As time has progressed, we’ve seen the geography of the economic impact shift. While some places have seen a return to normal spending patterns, other areas – notably places like Leicester that had to introduce the first local lockdowns during the summer – have continued to struggle, ultimately recovering at different paces. Recent data suggests that areas with a higher proportion of local trade have sustained economic activity better than other areas of the country; and that local lockdowns have an overall negative impact on spending, especially on the hospitality sector.
Figure 2: Spending in ‘local’ areas vs England & Wales
Credit: Tortoise Media
Interestingly, two of the worst impacted places earlier in the year – Wadebridge and Penzance - saw a surge in spending towards the end of the summer (as high as 80% over 2019 in Wadebridge), which reflected the easing of restrictions, increased domestic tourism and policies to stimulate the economy like Eat Out to Help Out over August. Yet despite this more recent spike in economic activity, both towns still have a deficit in overall spending this year when compared with 2019, and they will continue to struggle as they enter low season – not to mention the added pressures of the second lockdown.
Figure 3: Wadebridge spending
Credit: Tortoise Media
The news of a vaccine has lifted hopes that a return to some sense of normality may be on the horizon, but we must be realistic in acknowledging that the economic impact of the pandemic is only just beginning to be felt, and it is likely to be severe and long-lasting. Sectors like hospitality, tourism, arts and culture have been devastated, with many businesses forced to shut or operate at a loss due the collapse in trade. Large retail chains that were already struggling to stay afloat have seen an accelerated collapse into insolvency – even the likes of John Lewis has had to close stores and make cutbacks. In the months ahead we are likely to see even more business failures and job losses, alongside a mounting private sector debt burden that could further weigh down the economic recovery.
We will soon be publishing our latest impact report, which will highlight how we are thinking about place when it comes to our decision-making. We have seen how the pandemic has exacerbated existing inequalities between and within places – especially those that were already economically at-risk due to pre-existing levels of deprivation, job insecurity and low wages. The pre-Covid ‘levelling up’ policy agenda which focused on towns and high streets that had previously been overlooked or ‘left behind’ now has even more urgency.

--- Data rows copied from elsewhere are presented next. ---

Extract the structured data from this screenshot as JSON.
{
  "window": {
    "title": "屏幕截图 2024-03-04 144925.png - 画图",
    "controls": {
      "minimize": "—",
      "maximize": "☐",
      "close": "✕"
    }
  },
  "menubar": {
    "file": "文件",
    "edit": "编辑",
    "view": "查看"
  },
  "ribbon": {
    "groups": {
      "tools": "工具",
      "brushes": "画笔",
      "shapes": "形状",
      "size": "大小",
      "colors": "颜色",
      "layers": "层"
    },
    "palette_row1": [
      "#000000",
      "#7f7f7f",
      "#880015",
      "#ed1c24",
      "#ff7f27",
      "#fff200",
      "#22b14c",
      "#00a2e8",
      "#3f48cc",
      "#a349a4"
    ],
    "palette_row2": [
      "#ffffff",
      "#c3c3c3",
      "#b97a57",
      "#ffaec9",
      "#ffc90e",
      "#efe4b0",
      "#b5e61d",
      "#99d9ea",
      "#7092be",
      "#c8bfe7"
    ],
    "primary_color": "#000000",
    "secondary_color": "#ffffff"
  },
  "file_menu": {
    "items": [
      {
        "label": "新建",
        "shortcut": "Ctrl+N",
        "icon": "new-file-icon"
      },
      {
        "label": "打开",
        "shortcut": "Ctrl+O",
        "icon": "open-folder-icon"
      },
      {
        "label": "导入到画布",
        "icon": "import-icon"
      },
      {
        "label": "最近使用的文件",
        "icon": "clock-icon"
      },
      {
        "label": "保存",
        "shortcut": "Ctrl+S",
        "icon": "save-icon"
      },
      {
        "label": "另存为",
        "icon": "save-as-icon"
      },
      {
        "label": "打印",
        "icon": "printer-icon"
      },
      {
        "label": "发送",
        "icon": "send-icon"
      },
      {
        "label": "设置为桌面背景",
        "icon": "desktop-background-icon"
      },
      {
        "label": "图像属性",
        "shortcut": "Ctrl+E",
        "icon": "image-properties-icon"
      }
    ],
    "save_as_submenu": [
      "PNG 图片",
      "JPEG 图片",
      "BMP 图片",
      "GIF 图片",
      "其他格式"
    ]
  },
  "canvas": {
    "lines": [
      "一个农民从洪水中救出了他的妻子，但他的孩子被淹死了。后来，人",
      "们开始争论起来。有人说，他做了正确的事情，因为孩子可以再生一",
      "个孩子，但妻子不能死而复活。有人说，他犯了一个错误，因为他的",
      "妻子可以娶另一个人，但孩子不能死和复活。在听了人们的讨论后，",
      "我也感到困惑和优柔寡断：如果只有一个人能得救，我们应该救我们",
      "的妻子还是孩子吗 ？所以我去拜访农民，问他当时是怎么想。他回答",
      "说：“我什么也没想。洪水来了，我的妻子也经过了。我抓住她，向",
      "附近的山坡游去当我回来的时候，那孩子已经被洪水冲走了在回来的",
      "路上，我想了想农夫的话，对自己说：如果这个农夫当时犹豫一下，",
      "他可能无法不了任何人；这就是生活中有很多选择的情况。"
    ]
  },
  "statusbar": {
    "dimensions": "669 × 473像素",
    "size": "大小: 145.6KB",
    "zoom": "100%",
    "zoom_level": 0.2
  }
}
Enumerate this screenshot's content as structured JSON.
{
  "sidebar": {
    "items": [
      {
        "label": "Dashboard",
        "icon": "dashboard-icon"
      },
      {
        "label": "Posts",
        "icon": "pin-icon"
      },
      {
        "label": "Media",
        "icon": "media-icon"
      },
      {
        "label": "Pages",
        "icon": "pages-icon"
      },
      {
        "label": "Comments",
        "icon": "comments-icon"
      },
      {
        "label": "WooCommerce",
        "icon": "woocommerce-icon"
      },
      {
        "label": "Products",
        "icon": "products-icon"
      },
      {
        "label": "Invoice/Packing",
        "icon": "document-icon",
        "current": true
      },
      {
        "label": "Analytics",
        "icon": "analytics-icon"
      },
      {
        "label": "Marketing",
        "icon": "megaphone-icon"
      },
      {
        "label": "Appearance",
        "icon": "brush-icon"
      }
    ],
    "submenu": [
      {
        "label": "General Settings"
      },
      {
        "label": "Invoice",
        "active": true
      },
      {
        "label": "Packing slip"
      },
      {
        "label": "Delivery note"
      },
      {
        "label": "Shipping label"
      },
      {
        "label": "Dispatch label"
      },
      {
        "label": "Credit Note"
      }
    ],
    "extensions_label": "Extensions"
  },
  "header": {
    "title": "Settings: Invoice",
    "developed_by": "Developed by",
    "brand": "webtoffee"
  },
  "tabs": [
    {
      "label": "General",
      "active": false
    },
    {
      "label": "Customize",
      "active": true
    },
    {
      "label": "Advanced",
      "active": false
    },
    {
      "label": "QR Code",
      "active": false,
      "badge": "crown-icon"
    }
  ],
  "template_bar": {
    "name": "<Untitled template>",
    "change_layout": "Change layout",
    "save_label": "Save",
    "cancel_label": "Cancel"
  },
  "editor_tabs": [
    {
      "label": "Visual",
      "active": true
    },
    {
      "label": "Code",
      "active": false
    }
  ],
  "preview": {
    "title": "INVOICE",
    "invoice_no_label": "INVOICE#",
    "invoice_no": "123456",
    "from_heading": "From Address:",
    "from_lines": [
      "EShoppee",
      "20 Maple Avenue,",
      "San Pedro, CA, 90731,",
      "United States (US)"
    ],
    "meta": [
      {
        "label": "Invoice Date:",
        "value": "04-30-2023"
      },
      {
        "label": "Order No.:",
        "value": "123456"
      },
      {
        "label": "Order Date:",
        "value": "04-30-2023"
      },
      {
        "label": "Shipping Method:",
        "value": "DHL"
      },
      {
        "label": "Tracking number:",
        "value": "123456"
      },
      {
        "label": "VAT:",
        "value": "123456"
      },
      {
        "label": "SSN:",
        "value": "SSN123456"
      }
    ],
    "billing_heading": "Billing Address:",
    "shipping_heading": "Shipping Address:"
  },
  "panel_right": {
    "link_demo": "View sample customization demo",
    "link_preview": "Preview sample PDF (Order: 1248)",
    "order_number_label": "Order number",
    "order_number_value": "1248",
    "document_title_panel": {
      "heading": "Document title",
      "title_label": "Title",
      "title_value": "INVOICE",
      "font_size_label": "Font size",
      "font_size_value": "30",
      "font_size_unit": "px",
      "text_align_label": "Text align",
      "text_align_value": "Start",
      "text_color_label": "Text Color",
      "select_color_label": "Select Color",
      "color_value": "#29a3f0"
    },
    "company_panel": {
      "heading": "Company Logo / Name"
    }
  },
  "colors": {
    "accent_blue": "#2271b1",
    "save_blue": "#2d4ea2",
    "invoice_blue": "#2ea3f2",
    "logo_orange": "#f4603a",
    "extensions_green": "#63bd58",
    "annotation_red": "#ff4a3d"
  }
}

We want to ensure that our funds and programmes are reaching those areas that are most in need of support, and so we are taking a more intentional approach to allocating our funding – using data to inform where this money is best spent.
Over the next year, building upon the Corona Shock trackers we’ve been publishing in partnership with Tortoise, we are planning to create a more focused set of high street trackers that compare places with strong social purpose high street infrastructure with a matched sample to monitor change and divergent outcomes over the long Covid-19 recovery. In doing this, we hope to find answers to some important questions about where and how we invest in places:
- What high street composition best sustains local economic activity and what role does social infrastructure play in bolstering this resilience?
- Which sectors and businesses have been able to recover and bounce back, and under what conditions?
- Are there specific business ownership models (e.g. community or employee ownership) that perform better than others and should we be directing more funding towards these?
- Has Covid-19 precipitated a long-term restructuring and localisation of high street usage away from large cities to towns and suburbs due to increased home working and, if so, how should we respond to this?
The data we gather from this granular economic analysis will provide a crucial resource for understanding how places are recovering and where our investment can have the most impact. We don’t yet know the full extent to which Covid has fundamentally changed the ways we live and work, nor do we know how long it will take to repair the economic and social damage caused by this pandemic. What we do know is that some places will struggle to recover without significant levels of support, and we must ensure that our funding is reaching these places effectively and equitably, to create fairer communities.